Tuttavia come diceva Troisi: “Mo me lo segno…” Speriamo che Renzi sia di parola e faccia tutto il possibile per far lavorare Zingaretti, visto e considerato che ad oggi la corrente interna al PD più rappresentata e numerosa risulti essere proprio la sua.

Comunque queste correnti del PD sono veramente micidiali. Un vero killer per qualunque segretario.

L’inizio a dire il vero non è che lasciasse trasparire nulla di positivo, quale inizio? L’inizio-inizio! La nascita ufficiale del Partito Democratico. Tutti noi ci ricordiamo che fu una fusione a freddo tra due apparati di partiti già esistenti: la Margherita, cioè i Democristiani sotto mentite spoglie, e i Democratici di Sinistra, ovvero la classe dirigente proveniente dal vecchio Partito comunista.

Ora la DC in quanto a correnti ha fatto scuola: andreottiani, morotei, fanfaniani ecc.. Il PCI non scherzava: miglioristi, berlingueriani, cossuttiani ecc..

Tuttavia questi erano partiti, partiti pesanti. Il loro preciso inquadramento ideologico e culturale consentiva a queste varie ramificazioni di avere tra loro una dialettica aspra e forte ma comunque fedele ad obiettivi e valori ben precisi.

In un mondo che ormai da moltissimi anni però noi consideriamo post-ideologico, la natura degli scontri e della dialettica tra sensibilità diverse in un partito particolare come il PD, diventa solo mero strumento per la conquista e la difesa di posizioni di potere.

Il tutto a discapito, come si è potuto evincere nel corso di questi ultimi anni di disaffezione e disastri elettorali, di una reale prospettiva autenticamente progressista che un partito di sinistra dovrebbe necessariamente avere.

Esaurite queste doverose premesse, veniamo adesso al succo ed alla sostanza di questo mio articolo.

Vi racconto una storia, una bella storia. Un gruppo di giovani brillanti appassionati di politica che hanno compreso la natura delle difficoltà di questo Partito Democratico. Difficoltà che queste primarie vinte da Zingaretti, credo proprio non risolveranno.

I protagonisti di questo racconto sono i ragazzi e le ragazze di InOltre Alternativa-Progressista,  giovani provenienti da tutta Italia vogliosi di infondere nuova linfa e nuove idee per contribuire attivamente alla ripresa del PD e del Paese.

Una piattaforma molto originale il cui primo e non facile obiettivo è stato ed è tuttora quella di dare una identità concreta alla Sinistra, attraverso quelle fondamentali tematiche che negli ultimi anni sono state pesantemente trascurate: il tema della dignità e della stabilità del lavoro, le politiche concernenti la sanità, un ragionamento serio e concreto su una riforma della scuola pubblica davvero radicale ed incisiva.

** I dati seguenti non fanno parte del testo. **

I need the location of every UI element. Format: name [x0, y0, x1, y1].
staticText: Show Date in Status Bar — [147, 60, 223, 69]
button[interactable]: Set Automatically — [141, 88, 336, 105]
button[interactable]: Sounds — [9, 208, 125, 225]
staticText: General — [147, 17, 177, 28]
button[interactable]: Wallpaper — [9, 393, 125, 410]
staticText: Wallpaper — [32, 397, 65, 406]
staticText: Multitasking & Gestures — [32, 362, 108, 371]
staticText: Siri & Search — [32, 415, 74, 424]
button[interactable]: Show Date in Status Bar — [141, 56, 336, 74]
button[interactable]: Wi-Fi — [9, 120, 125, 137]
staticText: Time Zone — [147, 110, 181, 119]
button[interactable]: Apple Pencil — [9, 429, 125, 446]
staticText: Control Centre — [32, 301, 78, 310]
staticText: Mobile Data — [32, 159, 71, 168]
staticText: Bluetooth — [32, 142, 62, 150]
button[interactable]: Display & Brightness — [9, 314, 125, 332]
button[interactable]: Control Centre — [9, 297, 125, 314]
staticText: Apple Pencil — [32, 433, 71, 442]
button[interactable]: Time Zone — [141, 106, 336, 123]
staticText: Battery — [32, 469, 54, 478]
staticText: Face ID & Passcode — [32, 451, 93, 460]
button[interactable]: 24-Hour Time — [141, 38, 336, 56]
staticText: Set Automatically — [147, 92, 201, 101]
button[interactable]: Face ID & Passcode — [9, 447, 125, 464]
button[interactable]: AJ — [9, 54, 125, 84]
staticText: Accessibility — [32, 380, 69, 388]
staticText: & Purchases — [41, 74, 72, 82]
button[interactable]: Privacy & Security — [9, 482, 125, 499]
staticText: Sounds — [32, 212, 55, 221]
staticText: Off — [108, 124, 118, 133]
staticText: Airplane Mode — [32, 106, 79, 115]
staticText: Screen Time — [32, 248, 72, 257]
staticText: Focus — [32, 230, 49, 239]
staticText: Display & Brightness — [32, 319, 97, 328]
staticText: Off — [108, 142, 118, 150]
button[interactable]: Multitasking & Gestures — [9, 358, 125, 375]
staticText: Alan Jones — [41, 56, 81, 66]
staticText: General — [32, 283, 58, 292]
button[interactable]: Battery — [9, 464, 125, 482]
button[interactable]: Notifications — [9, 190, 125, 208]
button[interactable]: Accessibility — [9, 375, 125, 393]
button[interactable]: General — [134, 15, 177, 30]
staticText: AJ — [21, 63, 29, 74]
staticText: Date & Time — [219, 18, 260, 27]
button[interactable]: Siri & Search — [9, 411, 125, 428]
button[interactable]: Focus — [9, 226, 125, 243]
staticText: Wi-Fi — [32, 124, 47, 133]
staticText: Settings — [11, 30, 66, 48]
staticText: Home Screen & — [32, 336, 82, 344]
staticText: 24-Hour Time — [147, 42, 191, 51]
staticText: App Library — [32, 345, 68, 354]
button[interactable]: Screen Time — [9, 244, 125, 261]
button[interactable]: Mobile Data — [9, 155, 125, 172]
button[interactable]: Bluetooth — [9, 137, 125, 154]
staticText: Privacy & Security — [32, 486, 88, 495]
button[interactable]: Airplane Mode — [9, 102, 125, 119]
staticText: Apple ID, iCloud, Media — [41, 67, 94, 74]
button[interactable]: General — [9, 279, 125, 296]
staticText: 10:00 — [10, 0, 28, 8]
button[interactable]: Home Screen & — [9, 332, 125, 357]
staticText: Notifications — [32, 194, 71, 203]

Queste sono solamente alcune delle importanti e lodevoli istanze programmatiche che i giovani di InOltre intendono riportare in auge nel desolante ed autoreferenziale dibattito interno al PD ed in quello politico quotidiano in generale.

Last but not least tanto per essere “english” e “cool”, l’attenzione ed il ragionamento con il quale i promotori di questo percorso hanno scelto il nome della loro creatura politica: “dentro il partito INsieme ed OLTRE le correnti, distinti e distanti dagli attuali quadri dirigenziali” e, aggiungo io, dalle loro compromissioni.

Sono proprio queste ultime che riescono a trasformare giovani promettenti e di belle speranze, in vecchi prematuri e consumati, politicamente parlando.

Molto meglio è combattere la propria battaglia e sviluppare le proprie idee alla larga da determinate scorciatoie che inquinano i bei propositi sul nascere.

Questo è un punto di partenza che gli artefici di InOltre sembrano avere ben chiaro. Per tutto il resto in bocca al lupo.